From these tests, we can conclude that there is sufficient evidence that the data do not come from a homogeneous poisson process. This is due to the fact that the empircal G and K functions lie outside (above) the 99% confidence bands under a homogeneous poisson process.
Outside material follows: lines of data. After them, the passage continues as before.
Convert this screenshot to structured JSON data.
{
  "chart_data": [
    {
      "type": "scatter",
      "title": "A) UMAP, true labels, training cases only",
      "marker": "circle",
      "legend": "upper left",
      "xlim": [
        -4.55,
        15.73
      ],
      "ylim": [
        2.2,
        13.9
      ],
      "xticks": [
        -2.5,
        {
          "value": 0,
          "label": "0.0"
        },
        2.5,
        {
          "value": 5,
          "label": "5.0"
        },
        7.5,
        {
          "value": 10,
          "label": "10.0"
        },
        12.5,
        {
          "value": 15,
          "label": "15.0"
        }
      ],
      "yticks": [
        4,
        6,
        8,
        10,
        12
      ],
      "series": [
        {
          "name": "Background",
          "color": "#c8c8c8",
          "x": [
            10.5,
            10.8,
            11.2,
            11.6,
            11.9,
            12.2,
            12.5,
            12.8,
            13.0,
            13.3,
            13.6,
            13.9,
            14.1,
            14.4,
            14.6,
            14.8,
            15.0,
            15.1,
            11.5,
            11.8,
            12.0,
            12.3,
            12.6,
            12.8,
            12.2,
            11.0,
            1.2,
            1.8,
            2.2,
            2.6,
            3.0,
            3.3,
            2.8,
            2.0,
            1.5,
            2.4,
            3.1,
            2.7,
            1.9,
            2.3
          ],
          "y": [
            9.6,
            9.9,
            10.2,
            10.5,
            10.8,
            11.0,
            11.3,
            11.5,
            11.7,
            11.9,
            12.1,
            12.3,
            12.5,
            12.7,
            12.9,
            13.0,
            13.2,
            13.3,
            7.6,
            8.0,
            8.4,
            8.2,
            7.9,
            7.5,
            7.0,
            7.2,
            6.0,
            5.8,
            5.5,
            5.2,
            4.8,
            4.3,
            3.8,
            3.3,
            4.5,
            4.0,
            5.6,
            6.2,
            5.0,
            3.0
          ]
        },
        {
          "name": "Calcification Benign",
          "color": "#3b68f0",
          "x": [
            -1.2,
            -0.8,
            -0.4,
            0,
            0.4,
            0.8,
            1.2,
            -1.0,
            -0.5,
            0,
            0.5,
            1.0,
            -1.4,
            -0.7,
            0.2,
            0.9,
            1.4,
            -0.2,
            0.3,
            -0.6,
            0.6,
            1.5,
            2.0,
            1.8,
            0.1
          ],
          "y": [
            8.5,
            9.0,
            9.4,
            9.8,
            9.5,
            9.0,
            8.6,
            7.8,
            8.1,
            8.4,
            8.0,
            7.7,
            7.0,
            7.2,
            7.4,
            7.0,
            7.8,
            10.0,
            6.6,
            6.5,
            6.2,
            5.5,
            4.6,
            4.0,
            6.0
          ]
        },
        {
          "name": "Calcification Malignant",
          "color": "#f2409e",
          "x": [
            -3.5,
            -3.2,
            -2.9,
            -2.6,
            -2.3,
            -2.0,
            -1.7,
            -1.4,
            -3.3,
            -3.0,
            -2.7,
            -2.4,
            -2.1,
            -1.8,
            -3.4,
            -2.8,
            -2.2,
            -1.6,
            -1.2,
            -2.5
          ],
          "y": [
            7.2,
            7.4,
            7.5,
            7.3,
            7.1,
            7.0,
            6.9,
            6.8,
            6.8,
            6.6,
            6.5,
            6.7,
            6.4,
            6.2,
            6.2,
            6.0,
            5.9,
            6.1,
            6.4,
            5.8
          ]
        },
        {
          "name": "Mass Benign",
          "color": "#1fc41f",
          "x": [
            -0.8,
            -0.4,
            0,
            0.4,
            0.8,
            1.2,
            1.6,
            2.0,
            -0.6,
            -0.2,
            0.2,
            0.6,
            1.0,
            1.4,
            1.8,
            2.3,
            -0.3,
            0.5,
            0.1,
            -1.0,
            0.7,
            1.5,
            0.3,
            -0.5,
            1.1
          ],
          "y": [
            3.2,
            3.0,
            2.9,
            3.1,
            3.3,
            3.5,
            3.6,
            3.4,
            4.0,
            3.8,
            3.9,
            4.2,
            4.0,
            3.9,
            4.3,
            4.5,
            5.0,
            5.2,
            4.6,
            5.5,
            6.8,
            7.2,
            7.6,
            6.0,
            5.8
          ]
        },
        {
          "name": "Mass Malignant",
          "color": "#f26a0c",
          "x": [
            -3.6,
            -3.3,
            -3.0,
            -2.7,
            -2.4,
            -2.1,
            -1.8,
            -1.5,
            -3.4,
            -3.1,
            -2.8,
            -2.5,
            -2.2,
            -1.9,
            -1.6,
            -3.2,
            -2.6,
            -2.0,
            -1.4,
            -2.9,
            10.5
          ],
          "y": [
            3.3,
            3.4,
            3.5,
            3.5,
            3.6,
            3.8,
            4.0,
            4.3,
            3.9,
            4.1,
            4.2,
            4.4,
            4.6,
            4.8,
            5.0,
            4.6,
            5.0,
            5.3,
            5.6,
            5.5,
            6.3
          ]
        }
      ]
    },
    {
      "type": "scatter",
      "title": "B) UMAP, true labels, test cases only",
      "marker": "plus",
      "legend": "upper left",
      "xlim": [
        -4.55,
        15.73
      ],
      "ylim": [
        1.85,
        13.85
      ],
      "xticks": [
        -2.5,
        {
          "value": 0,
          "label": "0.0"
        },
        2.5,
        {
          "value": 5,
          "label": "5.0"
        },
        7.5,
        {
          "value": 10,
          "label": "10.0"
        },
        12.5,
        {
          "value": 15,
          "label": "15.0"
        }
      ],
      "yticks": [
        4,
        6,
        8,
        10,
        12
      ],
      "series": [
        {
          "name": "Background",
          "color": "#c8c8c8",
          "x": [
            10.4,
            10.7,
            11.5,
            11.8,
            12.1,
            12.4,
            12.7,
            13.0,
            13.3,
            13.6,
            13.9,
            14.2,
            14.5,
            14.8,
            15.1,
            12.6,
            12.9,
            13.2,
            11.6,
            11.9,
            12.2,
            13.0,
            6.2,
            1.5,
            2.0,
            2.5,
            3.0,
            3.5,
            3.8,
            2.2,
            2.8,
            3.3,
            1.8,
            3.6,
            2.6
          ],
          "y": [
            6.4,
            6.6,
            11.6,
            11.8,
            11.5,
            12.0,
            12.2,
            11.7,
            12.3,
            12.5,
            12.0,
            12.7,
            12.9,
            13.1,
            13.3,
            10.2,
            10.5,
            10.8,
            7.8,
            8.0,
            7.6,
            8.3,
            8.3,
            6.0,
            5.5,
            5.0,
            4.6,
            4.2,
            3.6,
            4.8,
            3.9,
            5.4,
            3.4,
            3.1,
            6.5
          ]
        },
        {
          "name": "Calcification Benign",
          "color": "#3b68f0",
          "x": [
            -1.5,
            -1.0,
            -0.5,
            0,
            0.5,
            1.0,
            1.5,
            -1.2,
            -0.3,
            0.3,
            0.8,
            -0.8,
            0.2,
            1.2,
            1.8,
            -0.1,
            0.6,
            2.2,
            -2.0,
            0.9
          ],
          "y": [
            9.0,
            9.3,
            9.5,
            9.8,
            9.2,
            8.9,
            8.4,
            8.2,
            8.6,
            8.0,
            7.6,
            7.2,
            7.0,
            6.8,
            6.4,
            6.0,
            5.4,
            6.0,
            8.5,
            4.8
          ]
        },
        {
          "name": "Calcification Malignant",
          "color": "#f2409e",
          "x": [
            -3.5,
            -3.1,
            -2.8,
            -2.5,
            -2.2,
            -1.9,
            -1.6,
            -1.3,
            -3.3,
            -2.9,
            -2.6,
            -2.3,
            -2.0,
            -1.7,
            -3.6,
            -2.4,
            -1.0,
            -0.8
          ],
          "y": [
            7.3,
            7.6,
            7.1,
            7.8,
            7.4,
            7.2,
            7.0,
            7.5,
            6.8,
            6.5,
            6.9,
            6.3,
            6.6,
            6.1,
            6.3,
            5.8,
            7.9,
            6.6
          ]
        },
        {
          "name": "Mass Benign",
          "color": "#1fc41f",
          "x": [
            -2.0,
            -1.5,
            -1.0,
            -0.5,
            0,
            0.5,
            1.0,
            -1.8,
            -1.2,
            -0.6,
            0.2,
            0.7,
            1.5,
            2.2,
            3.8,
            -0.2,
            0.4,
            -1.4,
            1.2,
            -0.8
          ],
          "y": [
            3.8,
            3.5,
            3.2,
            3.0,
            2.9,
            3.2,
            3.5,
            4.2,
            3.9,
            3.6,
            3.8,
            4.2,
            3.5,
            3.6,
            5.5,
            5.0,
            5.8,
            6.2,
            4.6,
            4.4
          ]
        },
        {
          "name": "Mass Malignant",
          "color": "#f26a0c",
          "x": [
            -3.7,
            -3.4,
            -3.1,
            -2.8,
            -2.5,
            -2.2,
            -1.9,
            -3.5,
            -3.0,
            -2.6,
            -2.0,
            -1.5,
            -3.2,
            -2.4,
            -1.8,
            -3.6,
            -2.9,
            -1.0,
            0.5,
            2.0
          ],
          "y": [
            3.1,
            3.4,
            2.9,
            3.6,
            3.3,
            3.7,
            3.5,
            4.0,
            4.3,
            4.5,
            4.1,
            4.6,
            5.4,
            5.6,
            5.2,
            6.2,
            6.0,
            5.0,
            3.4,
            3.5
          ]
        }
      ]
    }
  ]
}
We can intrepret the data as having too many small nearest neighbor distances than expected under a homogeneous poisson process.
The pattern of adult trees appearing more regular could suggest that adult trees are repulsive in the sense that they require significant space and resources from the immediate soil around them and don’t want to compete with other adult trees for them. It is plausible then that the observed pattern of juvenile trees cluster around the various adult trees, as they are dependent on the adult and don’t have to compete as much for space and other resources with other juveniles.